Mareike is currently leading the refurbishment of a mixed use scheme adjacent to Liverpool Street Station which seeks to revitalise a 30 year old building and create a new public realm.
Fletcher Priest Architects
As an associate, Chris provides projects with positive leadership and clear direction whilst adopting an honest and collaborative approach with the team. He has considerable involvement with major redevelopments and refurbishments, with a notable focus on the transformation at Bradgate, where he is experienced in the design and delivery of projects along Bishopsgate.
Chris has over a decade of experience using market-leading BIM technologies to aid design, visualisation, and coordination process. He has led the coordination on a number of projects during his time at Fletcher Priest, including Angel Court, 135 and 155 Bishopsgate – involving significant levels of complexity.
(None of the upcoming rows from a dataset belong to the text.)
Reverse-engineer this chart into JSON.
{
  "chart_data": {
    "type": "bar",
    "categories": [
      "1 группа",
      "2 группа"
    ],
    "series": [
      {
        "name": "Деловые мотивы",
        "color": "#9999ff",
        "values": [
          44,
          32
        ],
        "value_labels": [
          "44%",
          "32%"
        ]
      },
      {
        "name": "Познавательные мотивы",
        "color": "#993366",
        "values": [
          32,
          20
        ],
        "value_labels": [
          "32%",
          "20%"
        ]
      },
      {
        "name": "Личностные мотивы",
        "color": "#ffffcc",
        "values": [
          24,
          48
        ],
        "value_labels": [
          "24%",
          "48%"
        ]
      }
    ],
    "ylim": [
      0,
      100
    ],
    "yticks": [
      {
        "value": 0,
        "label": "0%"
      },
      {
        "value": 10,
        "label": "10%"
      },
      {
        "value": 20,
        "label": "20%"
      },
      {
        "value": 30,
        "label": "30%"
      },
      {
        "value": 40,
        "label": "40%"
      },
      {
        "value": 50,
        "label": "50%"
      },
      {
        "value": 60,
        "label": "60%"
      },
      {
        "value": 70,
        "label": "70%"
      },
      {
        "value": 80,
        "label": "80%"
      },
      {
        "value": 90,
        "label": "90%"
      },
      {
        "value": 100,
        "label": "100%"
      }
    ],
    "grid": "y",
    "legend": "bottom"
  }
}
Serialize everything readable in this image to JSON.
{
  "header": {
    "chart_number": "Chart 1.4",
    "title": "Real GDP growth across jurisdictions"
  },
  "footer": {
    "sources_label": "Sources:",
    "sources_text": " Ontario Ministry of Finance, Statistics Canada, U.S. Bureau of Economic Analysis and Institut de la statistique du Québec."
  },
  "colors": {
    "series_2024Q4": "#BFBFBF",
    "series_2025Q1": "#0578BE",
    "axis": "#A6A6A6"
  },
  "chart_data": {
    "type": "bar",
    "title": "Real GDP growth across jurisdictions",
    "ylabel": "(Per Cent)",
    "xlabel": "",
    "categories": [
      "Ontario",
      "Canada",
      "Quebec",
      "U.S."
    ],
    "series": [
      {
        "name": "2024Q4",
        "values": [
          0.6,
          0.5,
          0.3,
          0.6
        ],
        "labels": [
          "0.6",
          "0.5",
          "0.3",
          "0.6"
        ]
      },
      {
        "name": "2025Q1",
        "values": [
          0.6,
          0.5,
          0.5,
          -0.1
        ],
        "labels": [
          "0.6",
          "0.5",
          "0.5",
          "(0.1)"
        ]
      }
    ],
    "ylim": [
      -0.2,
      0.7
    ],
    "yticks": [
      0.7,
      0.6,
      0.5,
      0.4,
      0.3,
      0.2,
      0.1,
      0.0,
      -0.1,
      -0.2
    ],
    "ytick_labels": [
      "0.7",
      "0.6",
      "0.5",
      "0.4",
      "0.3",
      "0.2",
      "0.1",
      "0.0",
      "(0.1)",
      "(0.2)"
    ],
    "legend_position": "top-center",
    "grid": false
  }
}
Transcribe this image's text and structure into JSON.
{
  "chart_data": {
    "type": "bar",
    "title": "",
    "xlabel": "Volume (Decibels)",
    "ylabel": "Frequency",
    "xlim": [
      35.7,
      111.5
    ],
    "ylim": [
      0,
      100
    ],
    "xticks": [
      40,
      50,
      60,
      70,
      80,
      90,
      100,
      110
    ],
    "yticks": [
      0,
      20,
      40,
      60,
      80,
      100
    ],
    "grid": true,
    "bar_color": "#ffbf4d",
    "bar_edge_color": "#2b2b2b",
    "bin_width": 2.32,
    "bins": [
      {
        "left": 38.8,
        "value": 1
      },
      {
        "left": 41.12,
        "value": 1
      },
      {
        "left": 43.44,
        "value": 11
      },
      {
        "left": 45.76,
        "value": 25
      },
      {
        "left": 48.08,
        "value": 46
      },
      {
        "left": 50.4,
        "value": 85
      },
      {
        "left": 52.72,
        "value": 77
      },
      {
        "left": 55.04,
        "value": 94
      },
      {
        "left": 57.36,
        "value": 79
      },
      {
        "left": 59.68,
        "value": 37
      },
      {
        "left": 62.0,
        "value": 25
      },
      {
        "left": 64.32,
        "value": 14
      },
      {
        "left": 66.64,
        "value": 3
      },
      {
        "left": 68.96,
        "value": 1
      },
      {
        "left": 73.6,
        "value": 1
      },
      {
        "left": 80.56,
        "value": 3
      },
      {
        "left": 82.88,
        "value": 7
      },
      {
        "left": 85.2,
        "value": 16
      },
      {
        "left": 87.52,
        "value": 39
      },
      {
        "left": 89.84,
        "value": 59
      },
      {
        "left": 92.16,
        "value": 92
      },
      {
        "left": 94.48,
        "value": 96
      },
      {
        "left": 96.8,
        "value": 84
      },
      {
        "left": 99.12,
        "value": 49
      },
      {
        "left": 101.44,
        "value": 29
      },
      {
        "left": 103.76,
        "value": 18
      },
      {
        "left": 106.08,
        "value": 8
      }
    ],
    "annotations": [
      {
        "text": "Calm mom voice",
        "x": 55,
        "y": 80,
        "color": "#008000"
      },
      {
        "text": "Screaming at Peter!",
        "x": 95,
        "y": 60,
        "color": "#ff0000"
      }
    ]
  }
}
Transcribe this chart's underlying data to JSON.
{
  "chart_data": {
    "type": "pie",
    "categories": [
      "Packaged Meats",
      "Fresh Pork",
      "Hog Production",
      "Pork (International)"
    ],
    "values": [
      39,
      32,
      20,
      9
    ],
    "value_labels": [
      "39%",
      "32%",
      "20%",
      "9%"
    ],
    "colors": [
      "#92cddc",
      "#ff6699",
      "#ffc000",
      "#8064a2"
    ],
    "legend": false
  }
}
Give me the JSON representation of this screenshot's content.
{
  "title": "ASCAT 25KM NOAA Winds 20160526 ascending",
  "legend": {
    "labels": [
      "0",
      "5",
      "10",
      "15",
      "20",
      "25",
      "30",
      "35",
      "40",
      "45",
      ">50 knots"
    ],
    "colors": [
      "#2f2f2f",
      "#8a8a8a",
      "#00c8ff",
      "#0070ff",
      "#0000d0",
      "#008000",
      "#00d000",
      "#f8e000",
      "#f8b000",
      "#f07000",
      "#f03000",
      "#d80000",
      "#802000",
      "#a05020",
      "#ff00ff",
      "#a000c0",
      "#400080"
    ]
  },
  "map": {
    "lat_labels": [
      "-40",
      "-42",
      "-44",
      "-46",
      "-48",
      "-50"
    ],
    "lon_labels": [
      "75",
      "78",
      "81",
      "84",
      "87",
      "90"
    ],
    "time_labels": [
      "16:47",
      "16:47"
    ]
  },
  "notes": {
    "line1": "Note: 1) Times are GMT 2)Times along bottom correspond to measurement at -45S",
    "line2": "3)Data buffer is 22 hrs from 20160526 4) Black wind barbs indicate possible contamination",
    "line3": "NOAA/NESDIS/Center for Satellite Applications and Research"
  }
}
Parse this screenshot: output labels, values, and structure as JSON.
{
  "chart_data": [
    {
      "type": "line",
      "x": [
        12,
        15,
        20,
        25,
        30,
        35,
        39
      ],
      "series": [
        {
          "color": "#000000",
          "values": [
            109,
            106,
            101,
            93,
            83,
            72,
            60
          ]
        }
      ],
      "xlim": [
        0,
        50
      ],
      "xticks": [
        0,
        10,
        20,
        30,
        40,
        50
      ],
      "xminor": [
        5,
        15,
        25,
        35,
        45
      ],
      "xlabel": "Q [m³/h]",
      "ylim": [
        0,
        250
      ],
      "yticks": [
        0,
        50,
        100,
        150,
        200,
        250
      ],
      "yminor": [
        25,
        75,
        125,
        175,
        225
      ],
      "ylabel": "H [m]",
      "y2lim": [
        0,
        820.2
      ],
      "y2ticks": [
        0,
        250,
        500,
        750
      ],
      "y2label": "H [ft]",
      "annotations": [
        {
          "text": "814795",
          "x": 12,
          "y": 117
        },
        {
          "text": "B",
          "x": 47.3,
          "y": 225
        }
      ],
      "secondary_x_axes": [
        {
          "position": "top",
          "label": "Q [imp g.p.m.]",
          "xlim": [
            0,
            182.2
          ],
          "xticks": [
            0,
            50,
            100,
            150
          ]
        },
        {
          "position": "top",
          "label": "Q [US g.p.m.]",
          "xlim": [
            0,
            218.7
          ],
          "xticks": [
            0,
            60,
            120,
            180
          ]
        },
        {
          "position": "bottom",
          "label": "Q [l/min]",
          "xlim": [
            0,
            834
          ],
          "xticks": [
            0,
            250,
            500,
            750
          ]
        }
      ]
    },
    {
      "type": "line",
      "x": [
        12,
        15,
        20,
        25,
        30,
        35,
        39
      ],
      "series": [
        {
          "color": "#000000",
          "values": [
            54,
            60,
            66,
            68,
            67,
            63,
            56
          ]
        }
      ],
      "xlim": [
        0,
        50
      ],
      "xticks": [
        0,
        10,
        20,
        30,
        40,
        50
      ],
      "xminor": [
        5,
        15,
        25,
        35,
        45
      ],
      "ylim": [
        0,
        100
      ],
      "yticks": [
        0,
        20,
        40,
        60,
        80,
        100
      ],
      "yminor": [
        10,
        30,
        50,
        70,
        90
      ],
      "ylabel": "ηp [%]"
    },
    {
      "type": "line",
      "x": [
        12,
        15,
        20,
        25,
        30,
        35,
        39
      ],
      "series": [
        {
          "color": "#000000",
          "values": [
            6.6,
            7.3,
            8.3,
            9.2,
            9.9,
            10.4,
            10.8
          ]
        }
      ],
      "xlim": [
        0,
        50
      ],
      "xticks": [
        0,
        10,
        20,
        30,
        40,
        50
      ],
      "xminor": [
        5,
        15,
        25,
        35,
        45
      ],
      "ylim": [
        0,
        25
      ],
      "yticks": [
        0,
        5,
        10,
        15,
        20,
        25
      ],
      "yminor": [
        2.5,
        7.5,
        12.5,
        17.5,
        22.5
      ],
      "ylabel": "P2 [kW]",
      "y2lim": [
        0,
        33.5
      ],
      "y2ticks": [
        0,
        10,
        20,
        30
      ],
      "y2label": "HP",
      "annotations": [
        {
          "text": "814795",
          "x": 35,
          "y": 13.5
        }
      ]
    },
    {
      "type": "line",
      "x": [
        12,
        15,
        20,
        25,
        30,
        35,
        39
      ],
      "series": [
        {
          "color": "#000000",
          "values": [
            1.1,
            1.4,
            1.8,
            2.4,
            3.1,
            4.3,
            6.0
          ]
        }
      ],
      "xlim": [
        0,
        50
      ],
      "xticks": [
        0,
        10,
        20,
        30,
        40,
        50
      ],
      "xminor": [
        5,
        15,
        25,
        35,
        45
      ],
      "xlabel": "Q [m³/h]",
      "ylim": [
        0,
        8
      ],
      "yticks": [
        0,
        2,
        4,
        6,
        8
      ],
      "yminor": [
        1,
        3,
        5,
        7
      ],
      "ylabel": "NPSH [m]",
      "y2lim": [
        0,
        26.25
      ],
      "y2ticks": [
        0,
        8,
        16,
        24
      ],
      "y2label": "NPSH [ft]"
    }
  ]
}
Joey is a Solutions Consultant at PlanRadar UK, where he works within the construction sector to embrace digital transformation. With 10 years’ experience in technology solutions and a primary focus within architecture and construction, Joey helps AEC businesses rise and thrive with collaboration through digitisation.
Operational marketing manager
Jonathan has over 24 years’ experience working with VMZINC. Having operated in both technical and sales positions in three different countries, he has an excellent understanding of not only the market needs but also the technical possibilities of zinc as a roofing and cladding material. Jonathan has also been involved in technical certifications whether that be, Environmental Profile Declarations or BBA certifications and fire testing. Much of this knowledge has been used to write technical literature aimed both at architects and installers. Before joining VMZINC, Jonathan worked as a land surveyor in Paris, ironically spending quite a lot of time on the zinc roof tops of Paris! Jonathan graduated from Nottingham Trent University in Construction Management in 1990.
Buckley Gray Yeoman Architects
Amr is a director of Buckley Gray Yeoman.
Driven by a passion for design, he finds clear, elegant solutions to complex briefs. He has designed/delivered a range of retail, commercial, residential and masterplanning schemes and believes in a collaborative, hands-on approach, throughout each stage.
Amr’s current projects include: The Goodsyard, a major regeneration scheme in Shoreditch comprising 750,000ft2 of commercial and retail space on a central plot for Hammerson & Ballymore, and the Old Truman Brewery, which includes the creation of a mixed-use scheme with a new public courtyard.
Furthermore, Amr has led BGY's entire collaboration with Fred Perry, which has seen the completion of two offices and 14 global boutique stores for over a decade. These include flagship stores such as Covent Garden, Coal Drops Yard, Munich, Paris, Seoul and New York City.
Amr completed his diploma at the Architectural Association in 2005 and joined Buckley Gray Yeoman the same year.